Anyway, the big problem with this series is that it is 80% repetitive. You could remove the repetitive parts and shrink it down to like three books. If you read the other reviews of this book, which I have many people talk about the repetitive nature of this book. However, as an Audiobook to fall asleep too (or do some long driving), it is tolerable.
The other major problem is there no, and I mean no character development. Think of how the Hobbits developed in only three books. It was so far. By the end, they could barely stand living with the people from their homeland. A perfect understanding of PTSD, long before anyone talked about it. This book has no character development. None. Same jokes, same pattern, characters are one dimensional. And until the last book, nobody died—plot armor of adamantium. At least in this book, there are some bad guys with a back story, which are completely dropped by the middle of the book.

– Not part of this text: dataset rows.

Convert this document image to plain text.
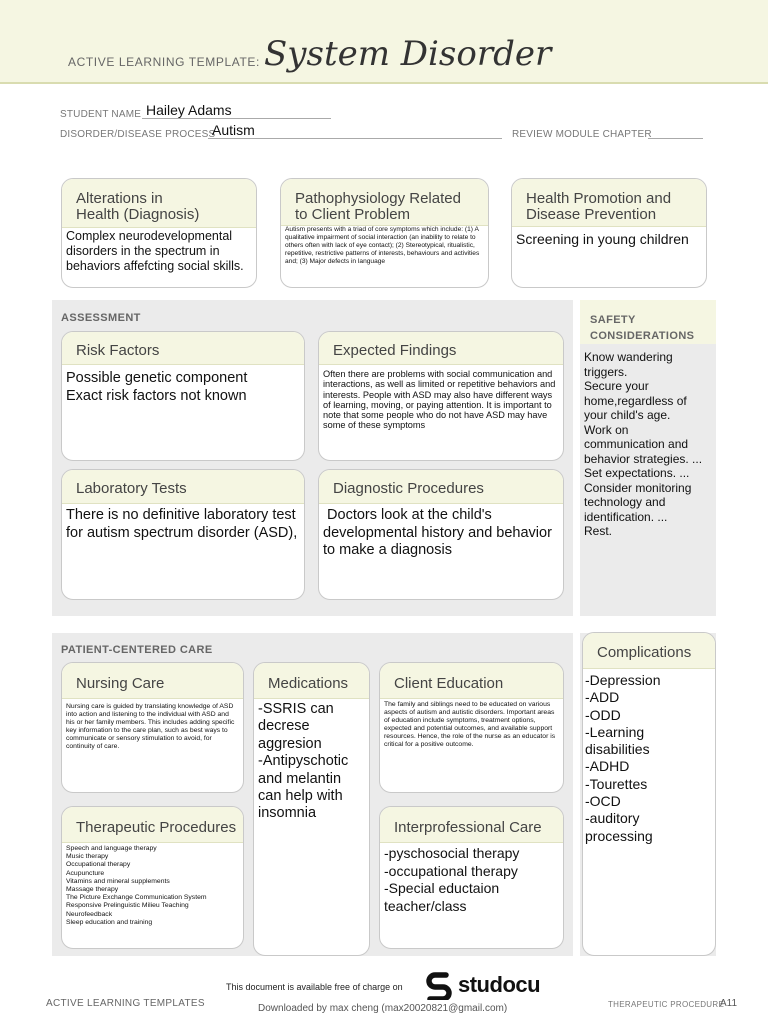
ACTIVE LEARNING TEMPLATE: System Disorder
STUDENT NAME Hailey Adams
DISORDER/DISEASE PROCESS
Autism	REVIEW MODULE CHAPTER
Alterations in
Health (Diagnosis)
Complex neurodevelopmental disorders in the spectrum in behaviors affefcting social skills.
Pathophysiology Related
to Client Problem
Autism presents with a triad of core symptoms which include: (1) A qualitative impairment of social interaction (an inability to relate to others often with lack of eye contact); (2) Stereotypical, ritualistic, repetitive, restrictive patterns of interests, behaviours and activities and; (3) Major defects in language
Health Promotion and
Disease Prevention
Screening in young children
ASSESSMENT
Risk Factors
Possible genetic component
Exact risk factors not known
Expected Findings
Often there are problems with social communication and interactions, as well as limited or repetitive behaviors and interests. People with ASD may also have different ways of learning, moving, or paying attention. It is important to note that some people who do not have ASD may have some of these symptoms
Laboratory Tests
There is no definitive laboratory test for autism spectrum disorder (ASD),
Diagnostic Procedures
Doctors look at the child's developmental history and behavior to make a diagnosis
SAFETY
CONSIDERATIONS
Know wandering
triggers.
Secure your
home,regardless of
your child's age.
Work on
communication and
behavior strategies. ...
Set expectations. ...
Consider monitoring
technology and
identification. ...
Rest.
PATIENT-CENTERED CARE
Nursing Care
Nursing care is guided by translating knowledge of ASD into action and listening to the individual with ASD and his or her family members. This includes adding specific key information to the care plan, such as best ways to communicate or sensory stimulation to avoid, for continuity of care.
Medications
-SSRIS can
decrese
aggresion
-Antipyschotic
and melantin
can help with
insomnia
Client Education
The family and siblings need to be educated on various aspects of autism and autistic disorders. Important areas of education include symptoms, treatment options, expected and potential outcomes, and available support resources. Hence, the role of the nurse as an educator is critical for a positive outcome.
Therapeutic Procedures
Speech and language therapy
Music therapy
Occupational therapy
Acupuncture
Vitamins and mineral supplements
Massage therapy
The Picture Exchange Communication System
Responsive Prelinguistic Milieu Teaching
Neurofeedback
Sleep education and training
Interprofessional Care
-pyschosocial therapy
-occupational therapy
-Special eductaion
teacher/class
Complications
-Depression
-ADD
-ODD
-Learning
disabilities
-ADHD
-Tourettes
-OCD
-auditory
processing
This document is available free of charge on	studocu
ACTIVE LEARNING TEMPLATES	Downloaded by max cheng (max20020821@gmail.com)	THERAPEUTIC PROCEDURE
A11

In this book, it felt like the author wanted to reveal a bunch of stuff at once. I think he had revealed many hints in the eight other books, but in this one, he just dumped all the answers on everyone at once. It was kinda of a letdown because we had figured out most of it, but it felt. Forced and sudden, and thus less valuable. Like sitting down to a great steak dinner, and then being told you must finish it in 5 minutes.

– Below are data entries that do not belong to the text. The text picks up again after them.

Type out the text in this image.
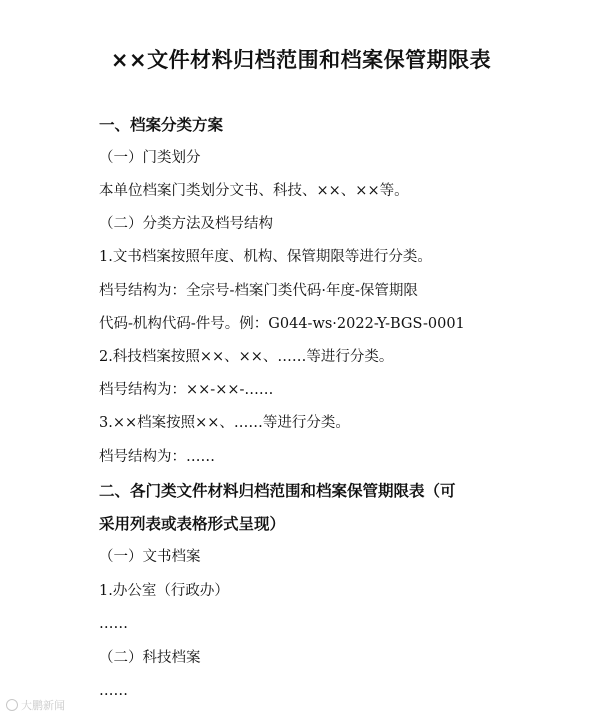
××文件材料归档范围和档案保管期限表
一、档案分类方案
（一）门类划分
本单位档案门类划分文书、科技、××、××等。
（二）分类方法及档号结构
1.文书档案按照年度、机构、保管期限等进行分类。
档号结构为：全宗号-档案门类代码·年度-保管期限
代码-机构代码-件号。例：G044-ws·2022-Y-BGS-0001
2.科技档案按照××、××、……等进行分类。
档号结构为：××-××-……
3.××档案按照××、……等进行分类。
档号结构为：……
二、各门类文件材料归档范围和档案保管期限表（可
采用列表或表格形式呈现）
（一）文书档案
1.办公室（行政办）
……
（二）科技档案
……
大鹏新闻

The side adventure in this novel that people have a problem with is also forced—starving kids. Everyone has to love that, right? Wrong. It is a weakness in modern storytelling. How many times have you seen in a movie, or read in a book where a "hero" will sacrifice all living children on the plant (or city, etc.) to save her one child. And this is presented as a "good" and heroic thing, not as an understandable weakness, but as a noble choice. See, stay on mission, make the hard decision, save tens of thousands, or hundreds of thousands of children, or run off and save one. You can guess the choice this author makes, and the heartburn people have with that. One of these days, a brave novel will show the horrid decision that military and political leaders (and simple military men) are forced to make. In real life. In a Sci-Fi setting. Like the Expanse (novels not show). There is a reason so many real leaders are grey or bald by their 30's.

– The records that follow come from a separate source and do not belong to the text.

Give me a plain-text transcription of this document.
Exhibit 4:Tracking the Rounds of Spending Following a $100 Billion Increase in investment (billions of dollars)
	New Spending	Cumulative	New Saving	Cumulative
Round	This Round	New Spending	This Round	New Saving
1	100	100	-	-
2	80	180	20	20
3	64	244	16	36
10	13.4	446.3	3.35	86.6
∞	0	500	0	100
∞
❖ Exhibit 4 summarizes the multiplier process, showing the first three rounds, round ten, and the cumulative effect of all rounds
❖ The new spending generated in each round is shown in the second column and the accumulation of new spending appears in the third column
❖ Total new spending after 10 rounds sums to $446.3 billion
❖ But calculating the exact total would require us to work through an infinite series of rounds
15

Thus I give this book two stars. I would give the other books 1 - 7 four stars if you understand this is basically a long "graphic novel." The super-heroes nor the super-villain ever really change. And you are not looking for them. I would give the 8th book four stars. Something changed, and wow things can go wrong. This one. Very weak. And yes, as others here have said, the ending is the most Saturday morning cartoon ending possible. It was weak. And thus moves this from a 3 to a 2.
I do not write a lot of reviews. So I must have something to share to motivate myself to write anything that may help others. I should write more reviews, as I have found so many others very helpful here on Amazon.